Critical Play: Play like a feminist (uphatak)

I played Super Smash Bros as Princess Peach, trying to play as a feminist in the context of the reading. I came out with mixed feelings on how the game utilizes feminist theories.

Starting with where the game falls short, I did not think Super Smash offered a particularly intersectional or nuanced feminist narrative. The reading mentions that an intersectional feminist narrative encourages users to think of the character as having more than just one non-stereotypical characteristic (i.e. race, sexuality, disability, etc.) However, Peach fits very clearly into the stereotypical image of a “damsel in distress” – white, thin, beautiful. The game could be improved by making her more intersectional (changing her race, gender presentation, appearance, etc.). In addition, the reading mentioned that a feminist game should offer a nuanced narrative that breaks expectations. It mentioned some walking sims and games that seem to really embody this idea: the main character has to be a woman, and she is fleshed out as a full human being. By contrast, in Super Smash, I didn’t think Peach was developed as a person at all. Besides her special abilities (floating, throwing turnips), she presented no narrative to me, and did not really break any expectations. However, I do not think this needs to be changed (more on this in next paragraph).

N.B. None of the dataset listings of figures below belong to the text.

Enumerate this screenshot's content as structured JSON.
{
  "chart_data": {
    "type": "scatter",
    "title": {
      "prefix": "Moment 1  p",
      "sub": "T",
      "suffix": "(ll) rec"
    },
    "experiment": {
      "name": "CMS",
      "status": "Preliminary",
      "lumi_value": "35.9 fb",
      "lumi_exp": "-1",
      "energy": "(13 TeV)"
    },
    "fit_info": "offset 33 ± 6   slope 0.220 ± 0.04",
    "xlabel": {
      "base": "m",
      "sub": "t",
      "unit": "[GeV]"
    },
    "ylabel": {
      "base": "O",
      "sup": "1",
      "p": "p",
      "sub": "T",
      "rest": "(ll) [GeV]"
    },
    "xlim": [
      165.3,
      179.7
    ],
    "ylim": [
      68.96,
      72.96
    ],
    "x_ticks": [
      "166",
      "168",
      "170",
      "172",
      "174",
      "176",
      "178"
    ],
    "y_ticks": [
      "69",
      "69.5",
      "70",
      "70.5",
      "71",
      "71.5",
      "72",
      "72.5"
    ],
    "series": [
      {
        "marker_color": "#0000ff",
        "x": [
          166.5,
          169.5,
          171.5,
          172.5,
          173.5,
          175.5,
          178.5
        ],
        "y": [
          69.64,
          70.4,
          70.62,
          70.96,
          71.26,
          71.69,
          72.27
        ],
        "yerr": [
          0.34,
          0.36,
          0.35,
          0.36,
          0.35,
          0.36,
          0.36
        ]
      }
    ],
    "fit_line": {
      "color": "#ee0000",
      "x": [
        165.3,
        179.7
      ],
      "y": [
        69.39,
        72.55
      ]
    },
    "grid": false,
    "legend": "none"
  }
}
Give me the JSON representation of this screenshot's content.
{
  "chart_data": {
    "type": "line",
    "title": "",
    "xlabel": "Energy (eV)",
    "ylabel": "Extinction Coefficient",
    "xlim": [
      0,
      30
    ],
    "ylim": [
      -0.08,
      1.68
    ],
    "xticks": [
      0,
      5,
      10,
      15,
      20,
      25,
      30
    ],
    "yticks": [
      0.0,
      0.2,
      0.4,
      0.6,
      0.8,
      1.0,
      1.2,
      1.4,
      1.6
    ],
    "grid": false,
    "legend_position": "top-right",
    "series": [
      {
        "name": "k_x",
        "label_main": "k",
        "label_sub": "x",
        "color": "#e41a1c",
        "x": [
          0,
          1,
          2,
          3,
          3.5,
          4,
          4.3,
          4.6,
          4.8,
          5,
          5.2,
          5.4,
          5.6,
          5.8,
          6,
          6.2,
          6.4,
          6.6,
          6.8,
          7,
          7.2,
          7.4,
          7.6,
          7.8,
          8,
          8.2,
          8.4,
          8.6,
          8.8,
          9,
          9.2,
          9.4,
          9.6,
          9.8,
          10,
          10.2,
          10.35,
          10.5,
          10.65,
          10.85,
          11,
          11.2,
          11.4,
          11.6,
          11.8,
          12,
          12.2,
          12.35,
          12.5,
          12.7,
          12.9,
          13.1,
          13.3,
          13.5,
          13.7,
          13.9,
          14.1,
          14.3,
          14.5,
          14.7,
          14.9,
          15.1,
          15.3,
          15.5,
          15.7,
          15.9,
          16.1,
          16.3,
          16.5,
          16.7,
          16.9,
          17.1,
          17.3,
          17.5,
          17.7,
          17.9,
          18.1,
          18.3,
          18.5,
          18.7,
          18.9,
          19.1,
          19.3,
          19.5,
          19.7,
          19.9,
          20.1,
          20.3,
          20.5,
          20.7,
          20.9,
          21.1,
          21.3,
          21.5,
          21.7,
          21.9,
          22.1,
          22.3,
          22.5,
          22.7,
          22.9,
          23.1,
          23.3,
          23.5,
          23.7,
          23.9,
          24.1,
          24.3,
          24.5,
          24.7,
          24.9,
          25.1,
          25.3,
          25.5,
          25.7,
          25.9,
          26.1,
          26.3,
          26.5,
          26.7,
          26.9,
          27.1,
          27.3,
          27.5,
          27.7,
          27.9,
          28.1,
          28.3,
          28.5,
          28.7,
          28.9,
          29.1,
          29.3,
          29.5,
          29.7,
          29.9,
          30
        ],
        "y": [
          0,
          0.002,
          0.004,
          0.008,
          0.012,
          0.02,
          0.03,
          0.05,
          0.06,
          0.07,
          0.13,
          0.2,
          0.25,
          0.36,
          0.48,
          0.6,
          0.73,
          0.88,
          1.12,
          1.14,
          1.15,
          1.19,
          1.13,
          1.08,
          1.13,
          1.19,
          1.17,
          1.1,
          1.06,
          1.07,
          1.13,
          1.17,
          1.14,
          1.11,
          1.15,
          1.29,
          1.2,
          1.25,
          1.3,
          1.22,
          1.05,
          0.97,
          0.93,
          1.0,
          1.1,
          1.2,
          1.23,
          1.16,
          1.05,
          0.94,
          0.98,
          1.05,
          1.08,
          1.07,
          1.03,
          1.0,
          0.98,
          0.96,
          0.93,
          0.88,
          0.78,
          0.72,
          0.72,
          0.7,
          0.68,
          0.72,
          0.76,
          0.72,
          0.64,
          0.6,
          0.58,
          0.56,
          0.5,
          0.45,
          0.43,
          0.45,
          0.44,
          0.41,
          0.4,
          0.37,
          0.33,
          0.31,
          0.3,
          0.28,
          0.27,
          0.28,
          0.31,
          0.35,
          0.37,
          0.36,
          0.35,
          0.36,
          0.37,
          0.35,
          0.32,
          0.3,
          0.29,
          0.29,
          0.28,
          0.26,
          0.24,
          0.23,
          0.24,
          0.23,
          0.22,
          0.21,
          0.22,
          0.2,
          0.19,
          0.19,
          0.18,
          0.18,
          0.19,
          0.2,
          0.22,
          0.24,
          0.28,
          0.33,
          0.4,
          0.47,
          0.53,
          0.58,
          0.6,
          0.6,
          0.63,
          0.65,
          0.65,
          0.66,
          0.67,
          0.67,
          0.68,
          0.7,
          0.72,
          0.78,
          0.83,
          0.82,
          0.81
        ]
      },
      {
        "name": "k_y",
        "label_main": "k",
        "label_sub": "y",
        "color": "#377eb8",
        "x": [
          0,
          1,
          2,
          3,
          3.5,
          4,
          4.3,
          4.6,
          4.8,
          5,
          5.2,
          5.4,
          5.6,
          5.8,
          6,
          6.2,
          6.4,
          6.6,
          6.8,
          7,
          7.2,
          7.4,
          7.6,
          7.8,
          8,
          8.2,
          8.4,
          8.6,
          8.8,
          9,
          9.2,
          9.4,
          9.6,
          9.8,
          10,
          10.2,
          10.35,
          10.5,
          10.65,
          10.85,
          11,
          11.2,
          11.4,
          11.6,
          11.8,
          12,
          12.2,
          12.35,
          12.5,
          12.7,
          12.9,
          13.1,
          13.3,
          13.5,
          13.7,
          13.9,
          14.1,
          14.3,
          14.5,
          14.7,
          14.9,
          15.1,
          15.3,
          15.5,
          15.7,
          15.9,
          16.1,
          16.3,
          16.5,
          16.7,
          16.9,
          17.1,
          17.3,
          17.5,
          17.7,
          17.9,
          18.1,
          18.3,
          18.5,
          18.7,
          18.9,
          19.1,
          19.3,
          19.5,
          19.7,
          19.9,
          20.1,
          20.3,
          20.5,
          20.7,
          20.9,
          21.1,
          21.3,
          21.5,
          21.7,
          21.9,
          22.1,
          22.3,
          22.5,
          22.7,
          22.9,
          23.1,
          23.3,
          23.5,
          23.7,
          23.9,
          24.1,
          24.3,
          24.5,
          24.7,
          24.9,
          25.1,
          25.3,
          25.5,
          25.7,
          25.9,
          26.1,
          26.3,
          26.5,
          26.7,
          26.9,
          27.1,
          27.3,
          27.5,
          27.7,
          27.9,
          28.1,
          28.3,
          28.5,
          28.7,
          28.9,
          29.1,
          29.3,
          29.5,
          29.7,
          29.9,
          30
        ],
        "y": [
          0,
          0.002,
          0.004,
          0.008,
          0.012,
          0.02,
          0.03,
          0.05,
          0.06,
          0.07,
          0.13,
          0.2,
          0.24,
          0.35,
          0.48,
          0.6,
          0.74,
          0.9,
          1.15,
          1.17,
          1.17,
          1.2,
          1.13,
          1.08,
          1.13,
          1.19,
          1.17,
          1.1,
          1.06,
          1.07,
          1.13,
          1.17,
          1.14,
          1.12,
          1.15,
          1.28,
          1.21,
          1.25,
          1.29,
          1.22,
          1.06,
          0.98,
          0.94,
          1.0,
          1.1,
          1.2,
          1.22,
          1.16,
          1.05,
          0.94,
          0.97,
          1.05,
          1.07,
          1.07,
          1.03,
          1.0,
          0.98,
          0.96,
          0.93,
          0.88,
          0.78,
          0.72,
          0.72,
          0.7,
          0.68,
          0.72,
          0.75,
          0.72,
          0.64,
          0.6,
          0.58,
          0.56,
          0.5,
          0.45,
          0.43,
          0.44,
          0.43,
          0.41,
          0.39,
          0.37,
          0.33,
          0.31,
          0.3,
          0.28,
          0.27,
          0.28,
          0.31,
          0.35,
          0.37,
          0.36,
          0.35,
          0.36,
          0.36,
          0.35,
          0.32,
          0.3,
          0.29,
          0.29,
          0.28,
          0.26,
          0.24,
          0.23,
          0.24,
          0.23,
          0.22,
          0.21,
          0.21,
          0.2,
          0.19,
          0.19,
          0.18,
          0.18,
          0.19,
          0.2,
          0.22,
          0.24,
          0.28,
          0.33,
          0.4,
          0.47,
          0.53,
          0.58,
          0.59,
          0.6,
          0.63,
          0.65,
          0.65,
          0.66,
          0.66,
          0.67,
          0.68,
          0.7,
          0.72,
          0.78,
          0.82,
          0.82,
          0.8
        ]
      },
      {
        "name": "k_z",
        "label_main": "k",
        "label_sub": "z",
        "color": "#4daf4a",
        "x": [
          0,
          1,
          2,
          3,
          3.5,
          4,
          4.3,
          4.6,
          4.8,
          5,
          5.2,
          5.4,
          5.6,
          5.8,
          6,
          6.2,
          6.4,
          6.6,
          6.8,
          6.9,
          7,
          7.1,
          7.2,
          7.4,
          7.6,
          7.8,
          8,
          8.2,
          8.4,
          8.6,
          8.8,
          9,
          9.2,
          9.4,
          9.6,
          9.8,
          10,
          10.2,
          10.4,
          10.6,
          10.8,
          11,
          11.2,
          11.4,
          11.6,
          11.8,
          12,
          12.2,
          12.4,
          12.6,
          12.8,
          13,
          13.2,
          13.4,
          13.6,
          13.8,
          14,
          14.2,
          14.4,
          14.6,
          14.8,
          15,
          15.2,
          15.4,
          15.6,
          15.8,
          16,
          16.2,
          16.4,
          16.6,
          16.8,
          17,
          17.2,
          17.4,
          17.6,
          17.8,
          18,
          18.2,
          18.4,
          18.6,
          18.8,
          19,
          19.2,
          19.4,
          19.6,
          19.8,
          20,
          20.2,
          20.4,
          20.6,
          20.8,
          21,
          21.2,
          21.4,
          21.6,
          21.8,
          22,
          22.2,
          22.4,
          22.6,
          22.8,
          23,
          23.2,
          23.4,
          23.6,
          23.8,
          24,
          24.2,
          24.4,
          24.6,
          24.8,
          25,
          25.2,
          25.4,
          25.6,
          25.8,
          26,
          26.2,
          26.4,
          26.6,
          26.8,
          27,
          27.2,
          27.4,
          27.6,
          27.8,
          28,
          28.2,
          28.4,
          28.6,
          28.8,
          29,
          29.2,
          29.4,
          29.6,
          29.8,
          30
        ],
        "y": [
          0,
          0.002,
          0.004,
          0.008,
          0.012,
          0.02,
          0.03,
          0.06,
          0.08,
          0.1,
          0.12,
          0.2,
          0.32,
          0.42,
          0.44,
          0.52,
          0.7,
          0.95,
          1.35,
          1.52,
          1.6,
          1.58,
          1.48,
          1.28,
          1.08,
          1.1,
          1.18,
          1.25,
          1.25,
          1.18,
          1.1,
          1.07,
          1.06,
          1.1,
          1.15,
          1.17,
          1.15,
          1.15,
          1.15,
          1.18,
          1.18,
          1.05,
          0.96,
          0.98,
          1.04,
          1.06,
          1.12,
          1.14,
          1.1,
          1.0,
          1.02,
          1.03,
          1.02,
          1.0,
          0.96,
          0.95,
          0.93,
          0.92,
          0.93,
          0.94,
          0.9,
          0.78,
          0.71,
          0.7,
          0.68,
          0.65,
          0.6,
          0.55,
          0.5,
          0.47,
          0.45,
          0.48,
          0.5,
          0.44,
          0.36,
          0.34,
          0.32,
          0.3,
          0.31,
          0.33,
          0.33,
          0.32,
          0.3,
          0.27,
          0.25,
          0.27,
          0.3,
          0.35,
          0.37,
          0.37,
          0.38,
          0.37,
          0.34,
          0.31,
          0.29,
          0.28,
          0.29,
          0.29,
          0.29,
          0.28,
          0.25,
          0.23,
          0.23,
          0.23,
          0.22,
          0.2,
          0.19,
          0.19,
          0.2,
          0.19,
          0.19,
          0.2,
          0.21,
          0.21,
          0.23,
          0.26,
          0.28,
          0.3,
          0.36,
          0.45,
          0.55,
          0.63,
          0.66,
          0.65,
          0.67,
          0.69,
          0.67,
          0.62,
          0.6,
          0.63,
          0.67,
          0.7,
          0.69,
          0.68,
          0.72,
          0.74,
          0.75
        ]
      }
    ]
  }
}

Despite all these critiques, I think Peach was treated the same as all the other characters I could choose in the game. The point of the game is not to offer a cohesive narrative from one point of view; rather, it is to offer a myriad of cool characters I can pick from in order to play the game. With this perspective, I saw that Peach is actually quite a strong character in the game. I thought her abilities leaned stereotypically “female” or “dainty” – floating, throwing vegetables – but with her, I was able to fight as adeptly as any of the other characters (better than many of them, actually). Her thumbnail presents her as a warrior – she’s holding a sword – but she still looks feminine. To me, this satisfies the book’s condition that feminist narratives break expectations; Peach is not strong despite her femininity, she is strong because of it.

Picture of Peach floating taken from an online walkthrough since I forgot to take pictures while playing 🙁

In a more personal sense, I remember playing this game when I was in elementary school with friends (mainly boys) and always choosing more stereotypically feminine or sifter characters – Peach, Kirby. I was never met with disdain or judgment for these character choices because they were still powerful and important characters. In this way, I think Super Smash is an important stepping stone for feminist games, as it normalizes playing as a strong woman.